My first few days were the most difficult. I remember meeting my host “mom” at the train station and realizing that she was probably under the impression that I was already fluent in French. I quickly muttered in French, “I’m really tired, I’m sorry. I don’t understand anything right now.” After that we sat in awkward silence for a long time while I contemplated grabbing my suitcase, running away, and becoming a drifter through France. I quickly realized that the French culture is particular in a few ways that are the exact opposite of what I was used to in America. For one, meals are a BIG DEAL. So is time. Every day we have breakfast at exactly 7 a.m., 9 a.m. on weekends. I get lunch on my own after my morning class. Then dinner is served around 8:30 p.m. Breakfast and dinner also must be at the table. The first few days when I was getting settled and still unable to express myself coherently in French, we would just sit at the table somewhat silently while I periodically pointed out foods I knew the vocabulary for (I felt the need to mention croissants a lot). Another thing that took some adjusting for me is that college students aren’t seen as exactly as full-fledged adults here. We’re trapped in some odd limbo that is hard to navigate if you don’t already know the rules. For instance, my host had trouble understanding that I couldn’t do some things because my parents don’t still give me an allowance like many French students get. I also can’t come and go as I please like I do when I’m back in the U.S. A bonus to this though is that I have been able to get some child rates for transportation or museums.

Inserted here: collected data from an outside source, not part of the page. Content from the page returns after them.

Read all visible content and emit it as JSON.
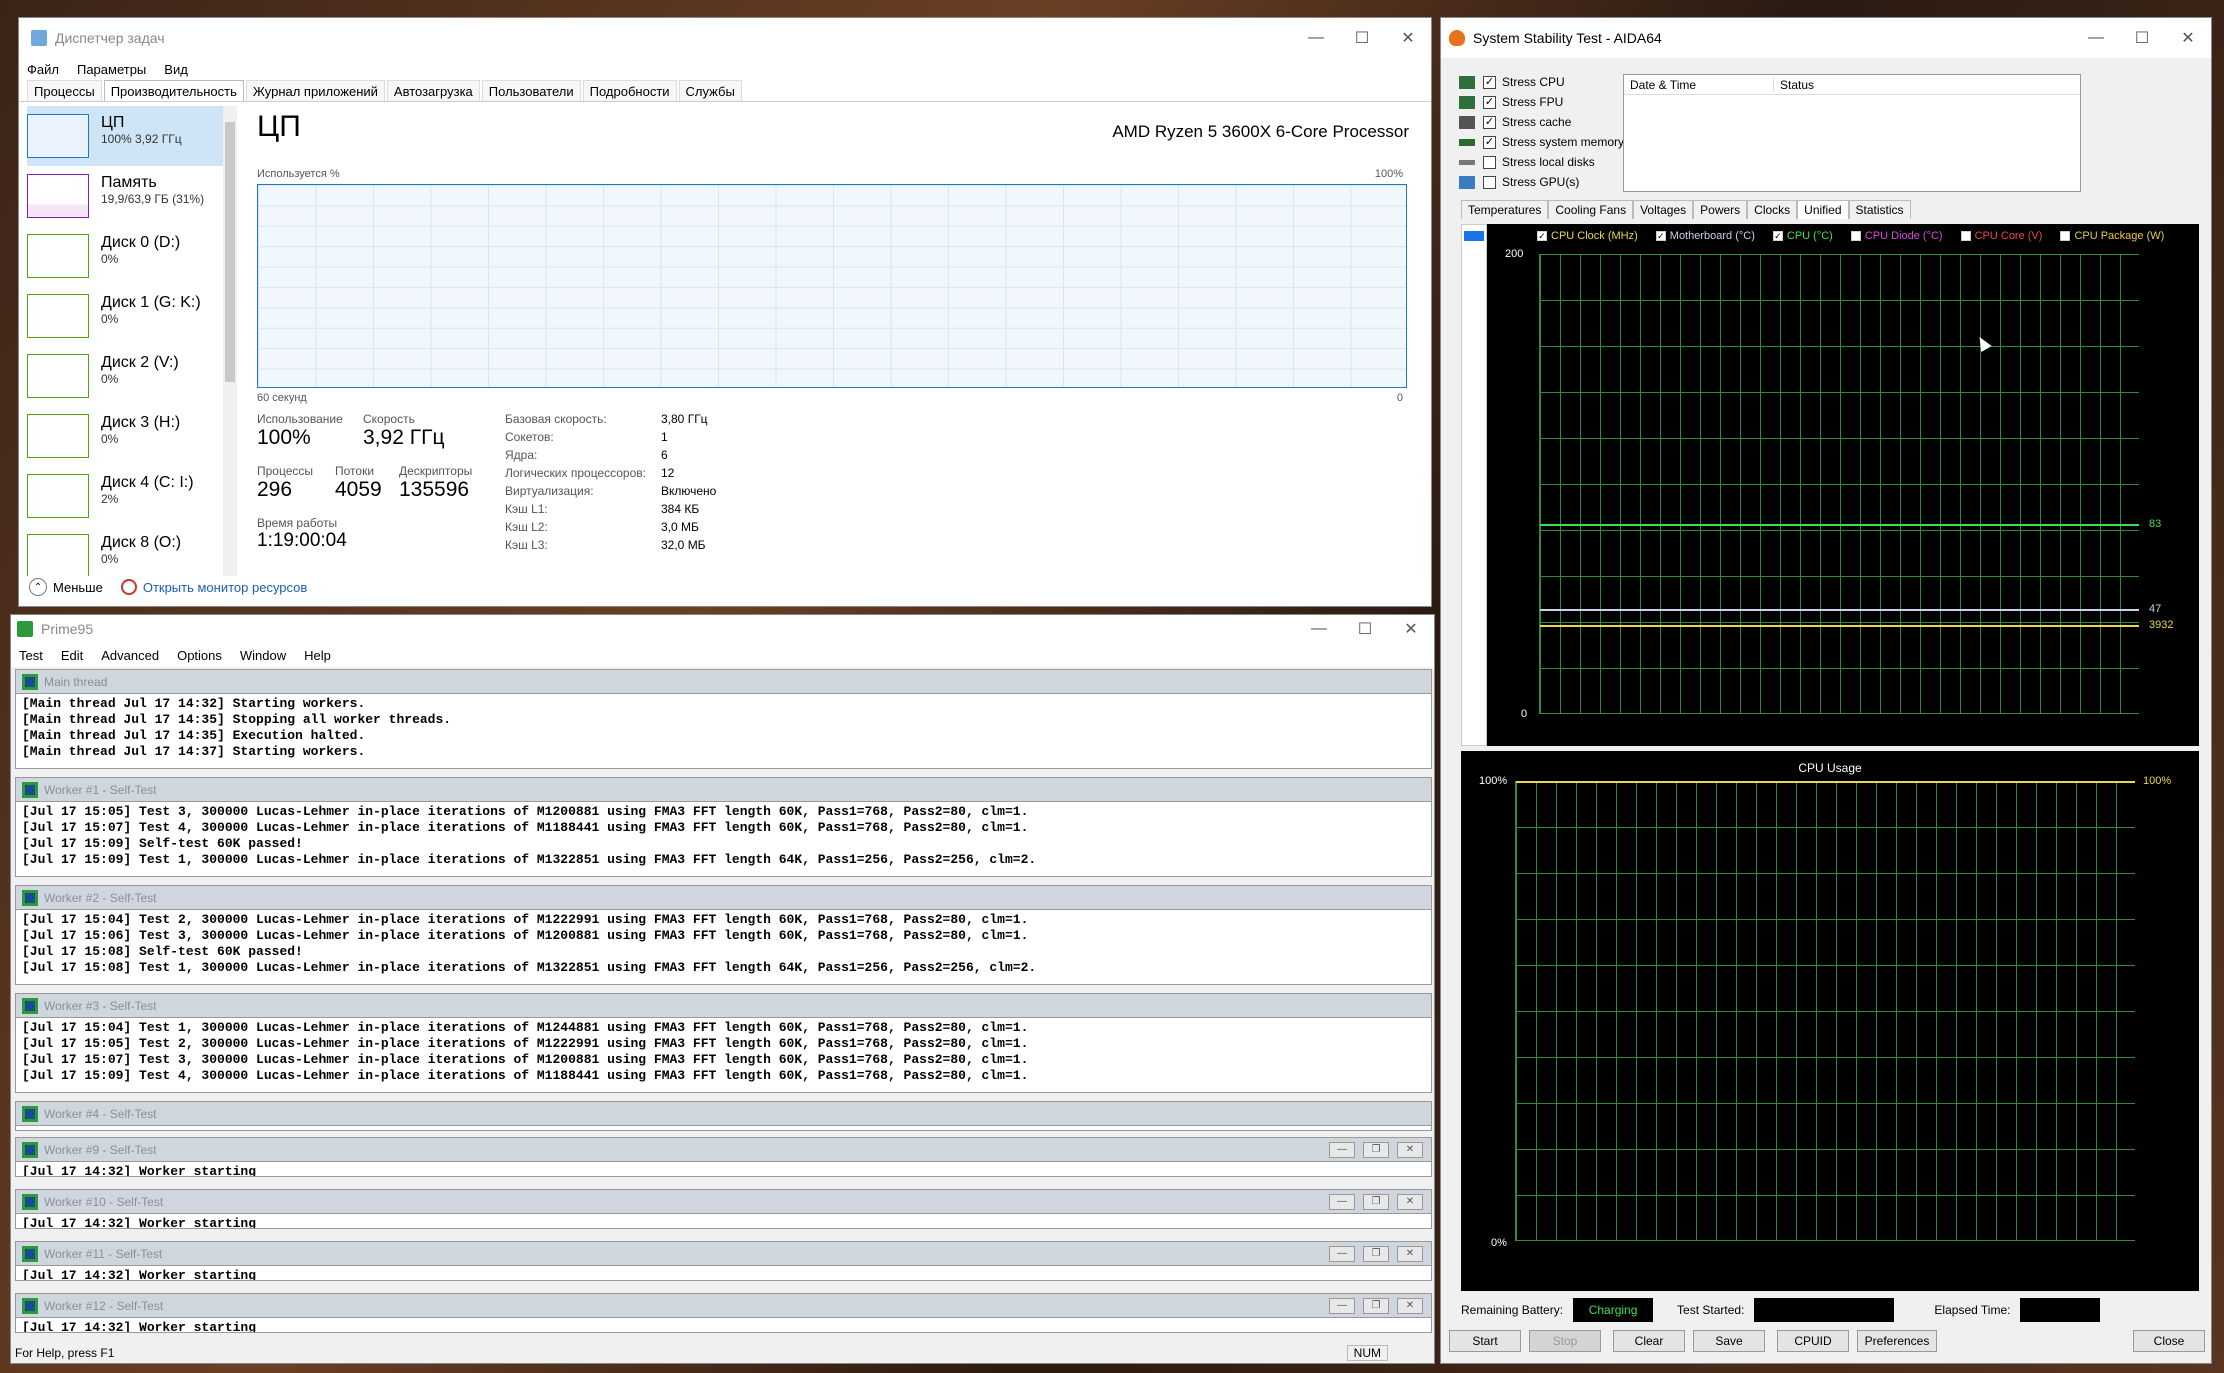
{
  "taskmgr": {
    "title": "Диспетчер задач",
    "menu": [
      "Файл",
      "Параметры",
      "Вид"
    ],
    "tabs": [
      "Процессы",
      "Производительность",
      "Журнал приложений",
      "Автозагрузка",
      "Пользователи",
      "Подробности",
      "Службы"
    ],
    "side": [
      {
        "name": "ЦП",
        "val": "100% 3,92 ГГц",
        "color": "#1b7dc0"
      },
      {
        "name": "Память",
        "val": "19,9/63,9 ГБ (31%)",
        "color": "#8b1fa8"
      },
      {
        "name": "Диск 0 (D:)",
        "val": "0%",
        "color": "#4da60c"
      },
      {
        "name": "Диск 1 (G: K:)",
        "val": "0%",
        "color": "#4da60c"
      },
      {
        "name": "Диск 2 (V:)",
        "val": "0%",
        "color": "#4da60c"
      },
      {
        "name": "Диск 3 (H:)",
        "val": "0%",
        "color": "#4da60c"
      },
      {
        "name": "Диск 4 (C: I:)",
        "val": "2%",
        "color": "#4da60c"
      },
      {
        "name": "Диск 8 (O:)",
        "val": "0%",
        "color": "#4da60c"
      }
    ],
    "cpu_title": "ЦП",
    "processor": "AMD Ryzen 5 3600X 6-Core Processor",
    "util_label": "Используется %",
    "max_label": "100%",
    "time_label": "60 секунд",
    "zero_label": "0",
    "stats": {
      "usage_l": "Использование",
      "usage_v": "100%",
      "speed_l": "Скорость",
      "speed_v": "3,92 ГГц",
      "proc_l": "Процессы",
      "proc_v": "296",
      "thr_l": "Потоки",
      "thr_v": "4059",
      "desc_l": "Дескрипторы",
      "desc_v": "135596",
      "up_l": "Время работы",
      "up_v": "1:19:00:04"
    },
    "kv": [
      [
        "Базовая скорость:",
        "3,80 ГГц"
      ],
      [
        "Сокетов:",
        "1"
      ],
      [
        "Ядра:",
        "6"
      ],
      [
        "Логических процессоров:",
        "12"
      ],
      [
        "Виртуализация:",
        "Включено"
      ],
      [
        "Кэш L1:",
        "384 КБ"
      ],
      [
        "Кэш L2:",
        "3,0 МБ"
      ],
      [
        "Кэш L3:",
        "32,0 МБ"
      ]
    ],
    "less": "Меньше",
    "monitor": "Открыть монитор ресурсов"
  },
  "prime": {
    "title": "Prime95",
    "menu": [
      "Test",
      "Edit",
      "Advanced",
      "Options",
      "Window",
      "Help"
    ],
    "main_title": "Main thread",
    "main_log": "[Main thread Jul 17 14:32] Starting workers.\n[Main thread Jul 17 14:35] Stopping all worker threads.\n[Main thread Jul 17 14:35] Execution halted.\n[Main thread Jul 17 14:37] Starting workers.",
    "w1_title": "Worker #1 - Self-Test",
    "w1_log": "[Jul 17 15:05] Test 3, 300000 Lucas-Lehmer in-place iterations of M1200881 using FMA3 FFT length 60K, Pass1=768, Pass2=80, clm=1.\n[Jul 17 15:07] Test 4, 300000 Lucas-Lehmer in-place iterations of M1188441 using FMA3 FFT length 60K, Pass1=768, Pass2=80, clm=1.\n[Jul 17 15:09] Self-test 60K passed!\n[Jul 17 15:09] Test 1, 300000 Lucas-Lehmer in-place iterations of M1322851 using FMA3 FFT length 64K, Pass1=256, Pass2=256, clm=2.",
    "w2_title": "Worker #2 - Self-Test",
    "w2_log": "[Jul 17 15:04] Test 2, 300000 Lucas-Lehmer in-place iterations of M1222991 using FMA3 FFT length 60K, Pass1=768, Pass2=80, clm=1.\n[Jul 17 15:06] Test 3, 300000 Lucas-Lehmer in-place iterations of M1200881 using FMA3 FFT length 60K, Pass1=768, Pass2=80, clm=1.\n[Jul 17 15:08] Self-test 60K passed!\n[Jul 17 15:08] Test 1, 300000 Lucas-Lehmer in-place iterations of M1322851 using FMA3 FFT length 64K, Pass1=256, Pass2=256, clm=2.",
    "w3_title": "Worker #3 - Self-Test",
    "w3_log": "[Jul 17 15:04] Test 1, 300000 Lucas-Lehmer in-place iterations of M1244881 using FMA3 FFT length 60K, Pass1=768, Pass2=80, clm=1.\n[Jul 17 15:05] Test 2, 300000 Lucas-Lehmer in-place iterations of M1222991 using FMA3 FFT length 60K, Pass1=768, Pass2=80, clm=1.\n[Jul 17 15:07] Test 3, 300000 Lucas-Lehmer in-place iterations of M1200881 using FMA3 FFT length 60K, Pass1=768, Pass2=80, clm=1.\n[Jul 17 15:09] Test 4, 300000 Lucas-Lehmer in-place iterations of M1188441 using FMA3 FFT length 60K, Pass1=768, Pass2=80, clm=1.",
    "w4_title": "Worker #4 - Self-Test",
    "w9_title": "Worker #9 - Self-Test",
    "w10_title": "Worker #10 - Self-Test",
    "w11_title": "Worker #11 - Self-Test",
    "w12_title": "Worker #12 - Self-Test",
    "starting": "[Jul 17 14:32] Worker starting",
    "status_help": "For Help, press F1",
    "status_num": "NUM"
  },
  "aida": {
    "title": "System Stability Test - AIDA64",
    "checks": [
      {
        "label": "Stress CPU",
        "checked": true
      },
      {
        "label": "Stress FPU",
        "checked": true
      },
      {
        "label": "Stress cache",
        "checked": true
      },
      {
        "label": "Stress system memory",
        "checked": true
      },
      {
        "label": "Stress local disks",
        "checked": false
      },
      {
        "label": "Stress GPU(s)",
        "checked": false
      }
    ],
    "col_date": "Date & Time",
    "col_status": "Status",
    "tabs": [
      "Temperatures",
      "Cooling Fans",
      "Voltages",
      "Powers",
      "Clocks",
      "Unified",
      "Statistics"
    ],
    "legend": [
      {
        "label": "CPU Clock (MHz)",
        "color": "#e8d84a",
        "checked": true
      },
      {
        "label": "Motherboard (°C)",
        "color": "#c9d2e8",
        "checked": true
      },
      {
        "label": "CPU (°C)",
        "color": "#3ee04a",
        "checked": true
      },
      {
        "label": "CPU Diode (°C)",
        "color": "#d84ad8",
        "checked": false
      },
      {
        "label": "CPU Core (V)",
        "color": "#e84a4a",
        "checked": false
      },
      {
        "label": "CPU Package (W)",
        "color": "#e8c84a",
        "checked": false
      }
    ],
    "g1_top": "200",
    "g1_bottom": "0",
    "v83": "83",
    "v47": "47",
    "v3932": "3932",
    "g2_title": "CPU Usage",
    "g2_top": "100%",
    "g2_bottom": "0%",
    "g2_right": "100%",
    "rb_label": "Remaining Battery:",
    "rb_value": "Charging",
    "ts_label": "Test Started:",
    "et_label": "Elapsed Time:",
    "buttons": [
      "Start",
      "Stop",
      "Clear",
      "Save",
      "CPUID",
      "Preferences",
      "Close"
    ]
  }
}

It’s impossible for me to be comfortable because things are always so different than what I’m used to. But this has been a good experience in adjustment for me. Living with another person whom has a different set of cultural values than myself has taught me flexibility and patience, skills that will no doubt assist me as I continue my French language acquisition. I have to keep reminding that I didn’t come here to be comfortable, I came here to be a better person. Once I let go of thinking everything needed to be done my way, I was able to live in the moment and actually enjoy the experience for what it is.